Underwear is special in that most of the time, it is not seen by the large public, the way boots or hats are. A nice thong will be hidden from view for anyone other than yourself and your significant other. A lot like our souls, I like to think. Only those very intimate with us can really get to see them, touch them, appreciate them. Not to mention that, for most people, there will be many, many days when there is no one else out there to notice either thoughts or lingerie.

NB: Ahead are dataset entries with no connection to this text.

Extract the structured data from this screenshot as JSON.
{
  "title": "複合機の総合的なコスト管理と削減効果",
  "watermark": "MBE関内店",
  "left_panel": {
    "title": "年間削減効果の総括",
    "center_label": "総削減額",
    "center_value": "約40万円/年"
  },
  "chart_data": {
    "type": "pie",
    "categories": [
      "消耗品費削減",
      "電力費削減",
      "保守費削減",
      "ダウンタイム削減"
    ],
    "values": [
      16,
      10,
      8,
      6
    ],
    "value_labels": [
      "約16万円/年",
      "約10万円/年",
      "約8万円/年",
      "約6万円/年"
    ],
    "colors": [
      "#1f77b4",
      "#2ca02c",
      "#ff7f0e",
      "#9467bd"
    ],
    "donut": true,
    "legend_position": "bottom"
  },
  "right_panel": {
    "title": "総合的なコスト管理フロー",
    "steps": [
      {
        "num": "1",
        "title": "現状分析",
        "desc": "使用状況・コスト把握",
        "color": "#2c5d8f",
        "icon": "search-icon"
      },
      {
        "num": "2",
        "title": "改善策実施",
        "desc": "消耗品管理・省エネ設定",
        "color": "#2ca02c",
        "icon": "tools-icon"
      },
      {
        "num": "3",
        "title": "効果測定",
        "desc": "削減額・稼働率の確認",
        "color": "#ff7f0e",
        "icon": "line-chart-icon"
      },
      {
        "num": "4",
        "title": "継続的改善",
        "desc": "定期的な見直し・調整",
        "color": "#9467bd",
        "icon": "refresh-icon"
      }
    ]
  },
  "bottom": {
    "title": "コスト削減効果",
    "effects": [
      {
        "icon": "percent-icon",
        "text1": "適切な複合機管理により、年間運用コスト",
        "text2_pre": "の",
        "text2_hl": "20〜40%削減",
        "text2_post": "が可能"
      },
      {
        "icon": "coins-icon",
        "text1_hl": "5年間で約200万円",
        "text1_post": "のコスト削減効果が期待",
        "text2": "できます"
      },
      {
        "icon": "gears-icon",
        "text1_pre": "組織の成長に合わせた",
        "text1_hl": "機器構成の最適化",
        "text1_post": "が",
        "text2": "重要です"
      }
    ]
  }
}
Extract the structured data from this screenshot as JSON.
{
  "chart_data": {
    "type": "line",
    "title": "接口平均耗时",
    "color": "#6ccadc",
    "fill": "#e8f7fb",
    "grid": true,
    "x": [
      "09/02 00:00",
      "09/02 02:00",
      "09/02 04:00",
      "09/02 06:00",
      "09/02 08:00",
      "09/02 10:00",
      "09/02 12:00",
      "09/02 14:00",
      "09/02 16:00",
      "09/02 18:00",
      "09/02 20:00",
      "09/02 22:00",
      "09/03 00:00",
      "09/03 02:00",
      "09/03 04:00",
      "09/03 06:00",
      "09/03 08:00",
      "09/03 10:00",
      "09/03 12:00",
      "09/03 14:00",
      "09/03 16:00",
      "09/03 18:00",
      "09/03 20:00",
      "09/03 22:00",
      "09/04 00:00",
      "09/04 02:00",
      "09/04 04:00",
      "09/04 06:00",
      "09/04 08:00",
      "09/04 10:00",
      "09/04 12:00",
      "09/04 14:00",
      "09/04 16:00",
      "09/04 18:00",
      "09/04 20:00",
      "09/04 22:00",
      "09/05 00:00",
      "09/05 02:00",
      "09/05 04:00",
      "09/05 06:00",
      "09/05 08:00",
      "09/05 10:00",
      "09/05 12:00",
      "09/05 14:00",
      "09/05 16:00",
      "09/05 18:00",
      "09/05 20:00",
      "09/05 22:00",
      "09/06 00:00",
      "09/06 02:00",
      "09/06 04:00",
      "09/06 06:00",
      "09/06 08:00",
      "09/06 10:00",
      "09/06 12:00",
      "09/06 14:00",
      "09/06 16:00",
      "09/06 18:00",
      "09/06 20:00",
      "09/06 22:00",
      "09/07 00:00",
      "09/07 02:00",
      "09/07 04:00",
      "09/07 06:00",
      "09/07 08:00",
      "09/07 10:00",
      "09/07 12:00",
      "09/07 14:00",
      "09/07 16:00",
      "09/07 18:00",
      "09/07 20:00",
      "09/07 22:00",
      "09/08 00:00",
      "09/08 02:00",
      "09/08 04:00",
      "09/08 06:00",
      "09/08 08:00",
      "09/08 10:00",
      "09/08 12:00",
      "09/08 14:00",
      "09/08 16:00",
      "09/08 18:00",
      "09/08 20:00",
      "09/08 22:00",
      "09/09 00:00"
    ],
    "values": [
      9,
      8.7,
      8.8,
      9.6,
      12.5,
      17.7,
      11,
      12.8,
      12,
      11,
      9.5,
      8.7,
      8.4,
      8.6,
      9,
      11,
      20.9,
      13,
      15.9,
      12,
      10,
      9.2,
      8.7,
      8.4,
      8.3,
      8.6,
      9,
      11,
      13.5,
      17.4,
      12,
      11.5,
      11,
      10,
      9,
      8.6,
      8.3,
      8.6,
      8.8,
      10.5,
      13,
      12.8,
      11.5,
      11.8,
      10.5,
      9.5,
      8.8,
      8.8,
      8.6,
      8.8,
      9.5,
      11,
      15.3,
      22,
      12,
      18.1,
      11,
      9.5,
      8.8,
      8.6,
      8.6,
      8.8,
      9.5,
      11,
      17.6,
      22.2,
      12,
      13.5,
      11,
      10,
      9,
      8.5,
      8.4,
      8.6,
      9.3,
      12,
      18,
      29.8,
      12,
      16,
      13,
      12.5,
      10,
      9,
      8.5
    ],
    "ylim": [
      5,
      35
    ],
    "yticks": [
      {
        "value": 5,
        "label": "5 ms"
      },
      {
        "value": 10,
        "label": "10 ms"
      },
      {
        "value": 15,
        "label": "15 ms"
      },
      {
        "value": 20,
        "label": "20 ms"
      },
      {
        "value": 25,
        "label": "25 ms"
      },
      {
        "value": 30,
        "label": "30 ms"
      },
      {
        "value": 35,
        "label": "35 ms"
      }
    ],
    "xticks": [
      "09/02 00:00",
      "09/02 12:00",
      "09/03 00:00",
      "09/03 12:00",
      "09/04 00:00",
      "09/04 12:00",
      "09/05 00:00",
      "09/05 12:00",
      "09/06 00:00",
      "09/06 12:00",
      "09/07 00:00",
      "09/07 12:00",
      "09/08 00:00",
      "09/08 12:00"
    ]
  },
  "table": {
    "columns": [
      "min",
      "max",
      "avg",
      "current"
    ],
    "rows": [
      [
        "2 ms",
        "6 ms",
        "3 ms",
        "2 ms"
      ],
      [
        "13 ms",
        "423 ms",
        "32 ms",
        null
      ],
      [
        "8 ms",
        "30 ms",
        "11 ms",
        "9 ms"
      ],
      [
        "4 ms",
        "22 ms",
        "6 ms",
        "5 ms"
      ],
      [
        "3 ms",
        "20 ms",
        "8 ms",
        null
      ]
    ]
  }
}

In the infertile woman's soul, there are a lot of negative voices that speak volumes about the sense of being feminine, of being sexy, of belonging to the female half of the race. I know for myself, when I was not getting pregnant and the whole village was, including my friend's cat, I heard the Voice (you remember the Voice) telling me that I perhaps should reconsider my gender identity, since duh, real women get pregnant and have babies. Even real female cats do. When I lost Adrian, I got another strong background chanting session from the Voice, who let me know that look, it is absolutely confirmed and without a doubt that I WAS NOT A REAL WOMAN!
Poor MrH had to fight the Voice if he wanted to have his cute feminine wife back, because I had strong urges to wear ugly pants with granny underwear that did not match my bra. I even bought granny underwear from Wall Mart, because I felt a strong need to match the briefs with the critical paragraphs in my head. I don't need to tell anyone here what this kind of attitude does to one's sex life.
After years of failing month after month at doing what the cat had no trouble doing in one night of feline passion, I have decided that I wanted the old me back, the feminine, elegant me. I went back to my previous sexy lingerie and made myself wear it whether I felt like it or not. I refused to leave the house if my bottoms and my bra did not match. I insisted on wearing skirts and boots, a much more feminine look than the good old pants and loafers. I accessorized. I ironed. I religiously put make up on even if I was planning on spending a whole Sunday in bed. And every single day, I did my hair.
Does this work? It worked for me, and I suspect it would work for anybody. How can a simple piece of fabric change the way we feel about ourselves? It is there, at all times, as a reminder that no matter what the Voice might say at that particular time, there is one part, however small, that still believes that we are feminine, that we are worth taking the effort to give ourselves the best.
For anyone who has had a recent negative test result, a failed IVF, a miscarriage, or who is struggling with the critical Voice comparing her to the cat, the cow or the pregnant sister in law, please take my advice, at least for a few days: Wake up before noon. Take a shower. Do your hair. Put mascara on. Cover your dark circles with some concealer. Spritz on some perfume if you wear it. And by all means, wear the best, sexiest, most comfortable, most divine pair of underwear.